Some struggle with complementarianism convictions because they see them wrongly practiced. There are other areas of complementarianism wrongly taught but, understandably so, the biggest obstacle to embracing biblical manhood and womanhood is seeing complementarian convictions wrongly practiced. Domineering, controlling, and especially abusive male leadership is not a reflection of Christ nor of complementarian convictions. The biblical teachings regarding the complementary roles of men and women do not condone these types of behavior in any form or fashion. These types of behavior are shameful and sinful distortions of the role of men, and are sinful behaviors which complementarianism resolutely opposes. They are not representative of the complementarian position regarding the role of men. Kevin DeYoung summarizes it well, “The biblical pattern of male leadership is never an excuse for ignoring women, belittling women, overlooking the contributions of women, or abusing women in any way. The truest form of biblical complementarity calls on men to protect women, honor women, speak kindly and thoughtfully to women, and to find every appropriate way to learn from them and include them in life and ministry – in the home and in the church.”[4] Headship in the home or church taught by complementarianism does not mean that women must submit to oppression or abuse, rather it means they expose it as unbiblical.

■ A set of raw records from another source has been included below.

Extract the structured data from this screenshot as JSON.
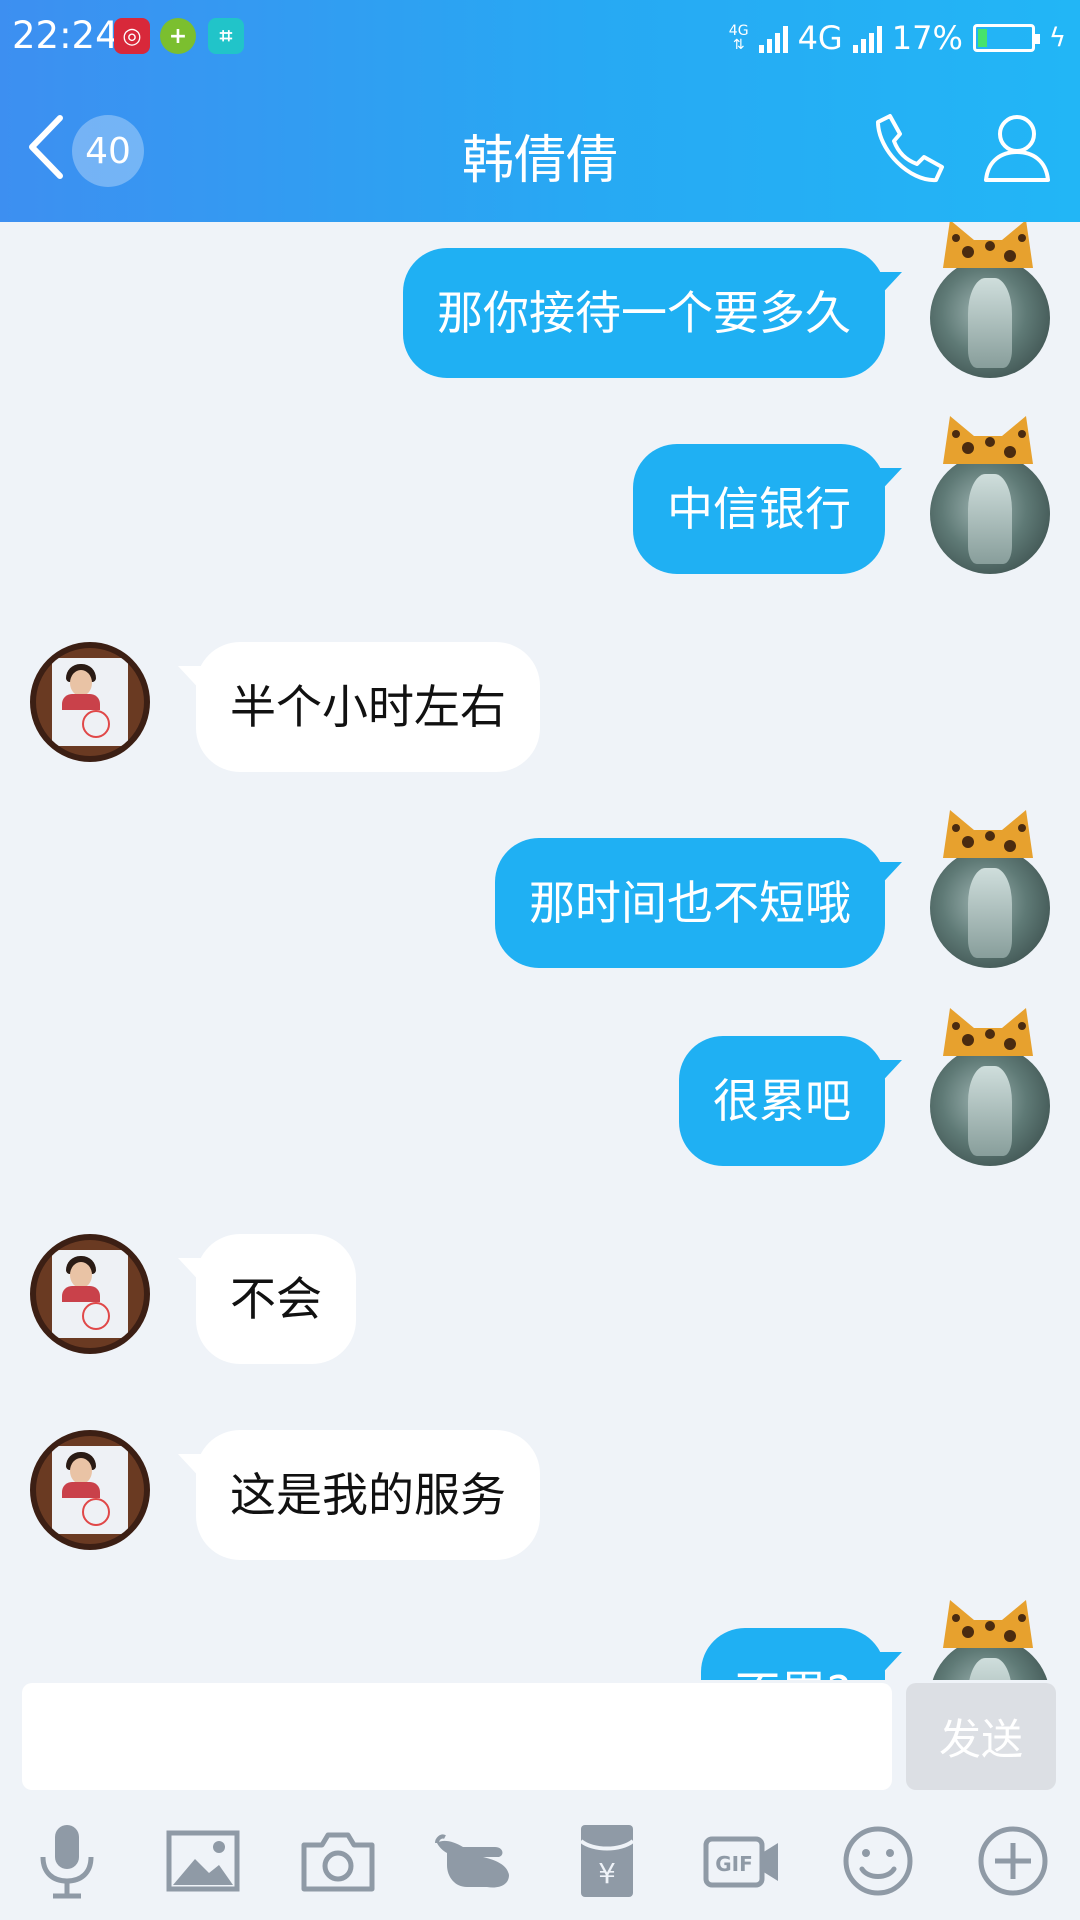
{
  "status_bar": {
    "time": "22:24",
    "network_small": "4G",
    "network": "4G",
    "battery": "17%",
    "battery_level_percent": 17
  },
  "header": {
    "unread_count": "40",
    "contact_name": "韩倩倩"
  },
  "messages": [
    {
      "sender": "me",
      "text": "那你接待一个要多久"
    },
    {
      "sender": "me",
      "text": "中信银行"
    },
    {
      "sender": "contact",
      "text": "半个小时左右"
    },
    {
      "sender": "me",
      "text": "那时间也不短哦"
    },
    {
      "sender": "me",
      "text": "很累吧"
    },
    {
      "sender": "contact",
      "text": "不会"
    },
    {
      "sender": "contact",
      "text": "这是我的服务"
    },
    {
      "sender": "me",
      "text": "不累?"
    }
  ],
  "input": {
    "value": "",
    "send_label": "发送"
  },
  "toolbar_icons": [
    "microphone-icon",
    "image-icon",
    "camera-icon",
    "hand-point-icon",
    "red-packet-icon",
    "gif-icon",
    "emoji-icon",
    "plus-icon"
  ],
  "colors": {
    "header_start": "#3d8ff1",
    "header_end": "#22b6f6",
    "bubble_out": "#1fb0f3",
    "bubble_in": "#ffffff",
    "chat_bg": "#eff3f8"
  }
}
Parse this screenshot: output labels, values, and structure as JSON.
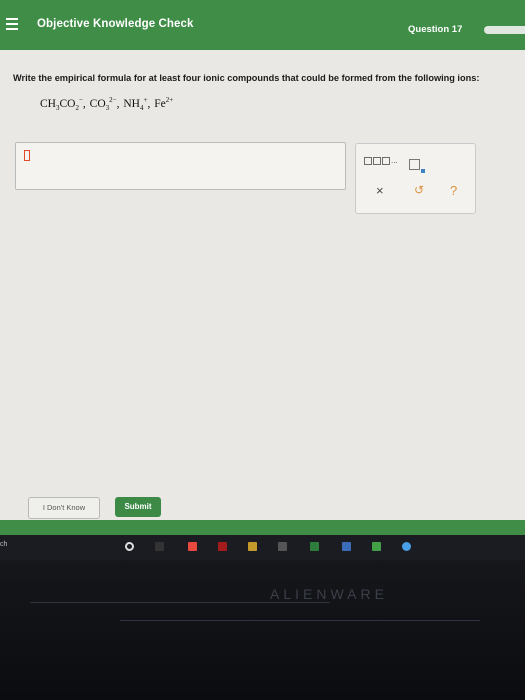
{
  "header": {
    "title": "Objective Knowledge Check",
    "question": "Question 17"
  },
  "prompt": "Write the empirical formula for at least four ionic compounds that could be formed from the following ions:",
  "ions": [
    {
      "base": "CH",
      "sub1": "3",
      "mid": "CO",
      "sub2": "2",
      "sup": "−"
    },
    {
      "base": "CO",
      "sub1": "3",
      "sup": "2−"
    },
    {
      "base": "NH",
      "sub1": "4",
      "sup": "+"
    },
    {
      "base": "Fe",
      "sup": "2+"
    }
  ],
  "toolpanel": {
    "template_suffix": "...",
    "clear": "×",
    "undo": "↺",
    "help": "?"
  },
  "buttons": {
    "dont_know": "I Don't Know",
    "submit": "Submit"
  },
  "taskbar": {
    "search_fragment": "ch"
  },
  "device": {
    "brand": "ALIENWARE"
  },
  "colors": {
    "brand_green": "#3f8d47",
    "cursor_orange": "#e24a2b",
    "help_orange": "#d8923a"
  }
}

Wrongly taught or wrongly practiced complementarianism distorts and channels masculinity inappropriately. Rightly taught and rightly practiced complementarianism models masculinity appropriately as it mirrors Christ who literally embodied what true manliness was meant to be. Men are to love, lead, sacrifice, and care for women as Christ did for the church. Like Christ, men are not to lead as a tyrant, nor are they to be weak and passive in their leadership. We can’t forget, however, that both male and female are called to Christlikeness. Biblical men and women exhibit this Christlikeness in different ways, each beautiful according to the way God has assigned his gifts. Faith, hope, and love in their expression may look different for a man than they do for a woman. Some of the differences reflect different life experiences. Some of the differences stem from the different commands and prescriptions given by God in Scripture. As Jonathan Leeman puts it, “God has established two different ways of being human, and they are both beautiful and good…The primary way a man acts like a biblical man is to obey everything the Bible says to everyone but also to men. And so with a biblical woman.”[5] Christlikeness is not androgynous. It has a distinct male and female “flavor” as designed by God. We are richer for the differences and learn more about the character of God across this beautiful diversity of his creation. We are poorer when we fall into the cultural definition of sameness across both male and female. May we all celebrate the uniqueness of God’s creation across the sexes.


[2] At this point, because of confusion in our culture, it must be noted that “men and women” are being used here in the biblical (Genesis 1:27), truthful, historical, obvious and logical meaning of the word, i.e., man – biological male, woman – biological female.

[3] “(A)typical Woman,” Abigail Dodds, p. 34

[4] “Men and Women in the Church,” Kevin DeYoung, p. 17.